Lawns have remained green, not often the case here, and trees young and old have grown noticeably.
I like to think of this time as the season of plenty, with vegetable plots overflowing and the glasshouse providing a wealth of salad ingredients. The flower garden has reached maturity with phlox, lavenders, roses and daisies creating a tall backdrop and, for a little while at least, a welcome respite from vigilant weeding.
The new-release rose Janice Wallis is creating a stir among southern gardeners.
A hybrid tea, described as bridal pink, it has large, semi-double cupped blooms and glossy foliage. It flowers in flushes throughout the season and promises to be a new presence in many rose beds. I can remember seeing the late Janice Wallis on a televised gardening show many years ago; she impressed me as a knowledgeable rose-grower.
The programme also showcased a rose called R alba "Semi-Plena", a huge specimen with grey-green foliage and milky-white blooms. It must have been a time when I was expanding my own rose collection, trying to cultivate roses in difficult situations.

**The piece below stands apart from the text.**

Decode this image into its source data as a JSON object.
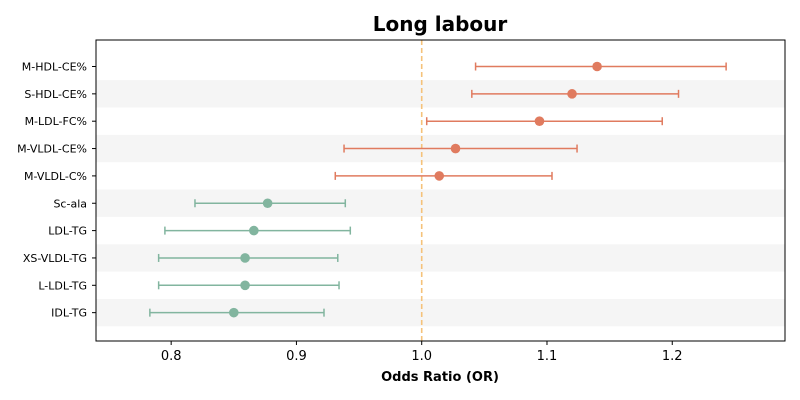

So taken was I with this shade-adapting rose that I seem to have gone to extraordinary lengths to source it. I can't remember where I managed to find one but I do recall that it arrived by courier, a fairly new concept at the time. I felt very innovative. It flourished in my old garden and when I moved I was very reluctant to leave it behind. So I did what any sensible (or obsessed) gardener would do – I chopped it down nearly to ground level, dug it up and heeled it in a very large container, where it sat under old pine trees in my new garden for an entire winter. When the ground thawed (it was a particularly hard winter), I planted it with trepidation. It has flourished ever since and never fails to remind me of that tumultuous time.
Gladioli are flowering – a new green variety and some old favourites. They bear the brunt of many snide comments, thanks in no small part to Barry Humphries and his alter ego Dame Edna Everage, but they are a stately flower that is making a comeback. I associate the "gladi" with my mother who, I have to admit, had a love-hate relationship with them for reasons best known only to her.
Echinacea and bergamot are now flowering. I grow white and deep-pink echinacea, which I value for their sturdy stems and dramatic black centres. They are a wonderful border plant, remaining upright even in the strongest wind.
As a footnote, our apple cucumber is completely out of control and we are inundated with capsicums. Let's enjoy it all while we can in this season of plenty.